Quality Improvement
Nabil Wasif, MD, MPH
Professor of Surgery
Mayo Clinic Arizona
Phoenix, Arizona, United States
Disclosure: Disclosure information not submitted.
Mortality following inpatient surgery in multi-factorial. The relative contribution of patient factors, hospital characteristics, and case volume is unknown. Our goal was to quantify variability in hospital mortality following major surgery.

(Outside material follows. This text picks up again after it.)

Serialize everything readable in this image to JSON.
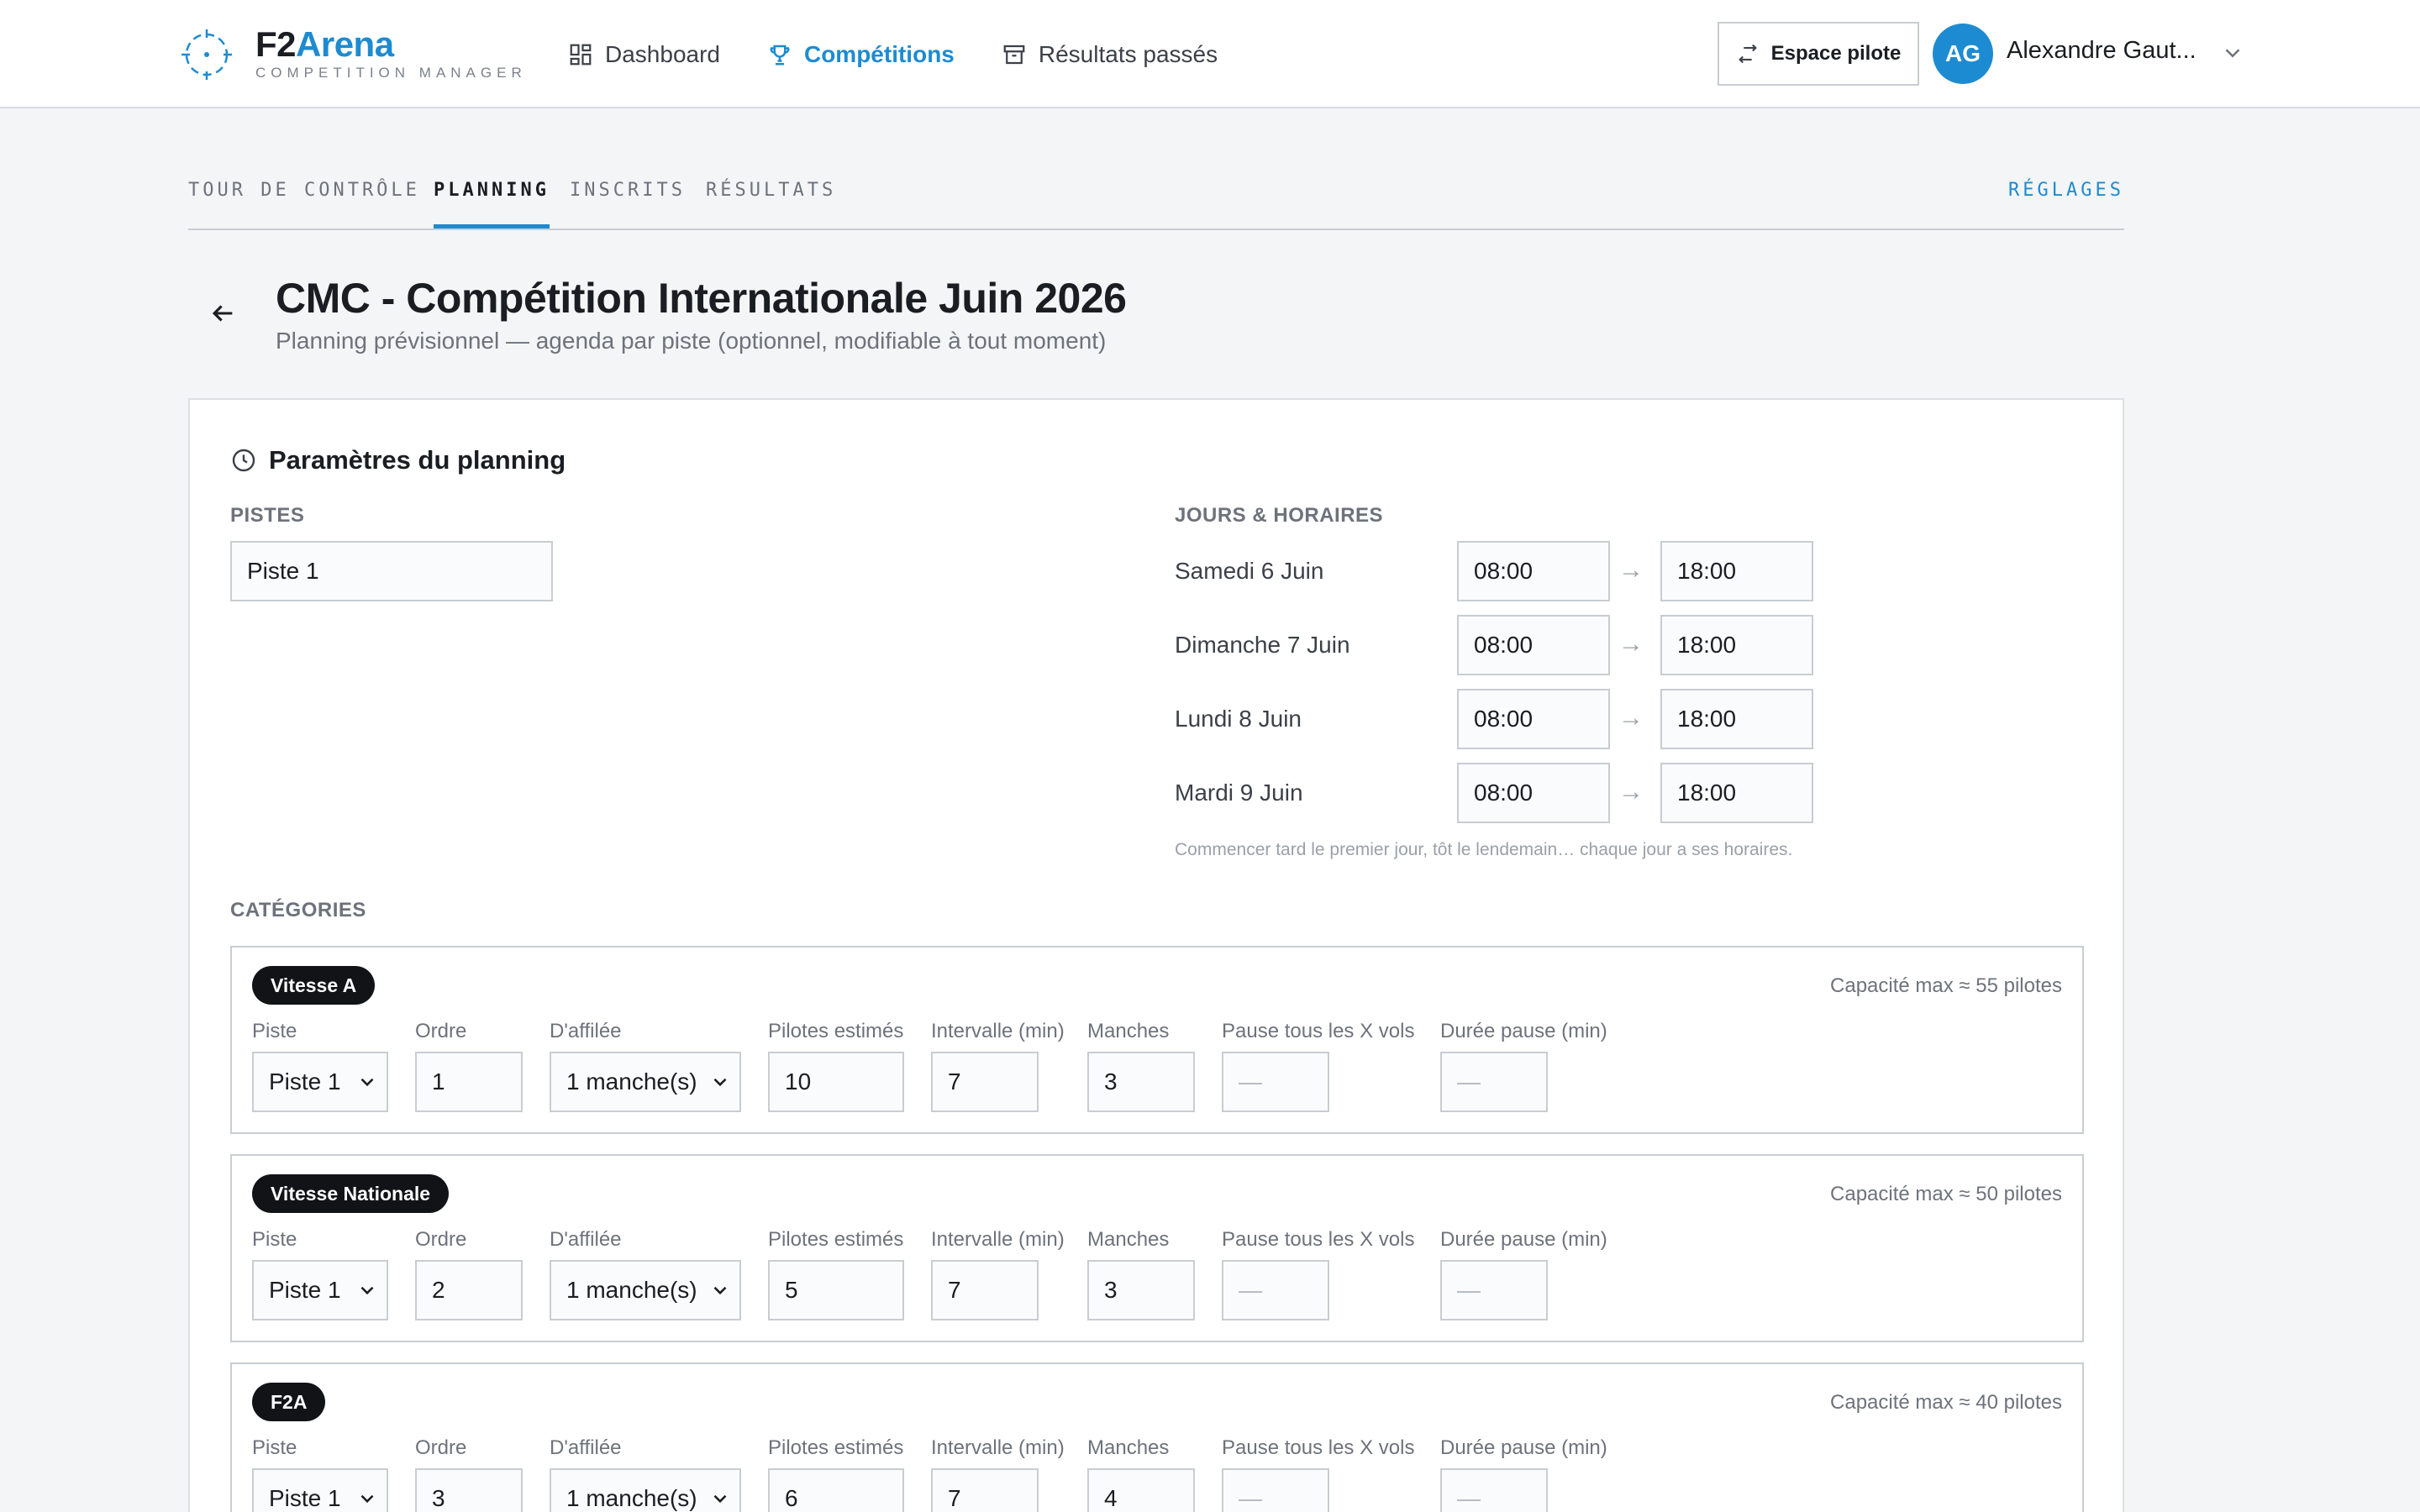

Methods: The Nationwide Inpatient Sample linked to the American Hospital Association survey dataset from 2006-2011 was used to identify patients undergoing pancreatic, esophageal, lung, bladder, and rectal surgery. Relevant patient and hospital characteristics were identified using a classification and regression tree. Multilevel logistic regression models were constructed using reliability adjusted patient level in hospital mortality (IHM) as the dependent variable and patient characteristics, hospital characteristics and hospital case volume as independent variables. The percent variability in IHM attributable to each of these categories was calculated
Results:
The study population consisted of a total of 80,969 patients with IHM that ranged from 3.9% for esophageal surgery to 0.9% for rectal surgery. High mortality hospitals, defined as ≥75th centile mean IHM, were more likely to have patients with co-morbidities and on Medicaid, lower case volumes, less patient beds, lower staffing ratios, and non-teaching status compared to low mortality hospitals. For esophagus, pancreas, lung, and rectal surgery, patient characteristics explained the largest percentage of the variability in IHM, 63%, 63%, 44% and 41% respectively. Unexplained variability in IHM was significant for lung, bladder and rectal surgery; 44%, 39%, and 34%. The contribution of hospital volume to inpatient mortality was low overall and ranged from 29% for bladder to 8% for rectal and lung surgery.
Conclusions:
Although much emphasis has been placed on the association between case volume and postoperative mortality this was not the most important factor in IHM for any of the surgery types. Quality improvement efforts to reduce IHM should focus on patient optimization and structural changes. Other efforts should be directed towards explaining the proportion of variation in IHM that remains unknown.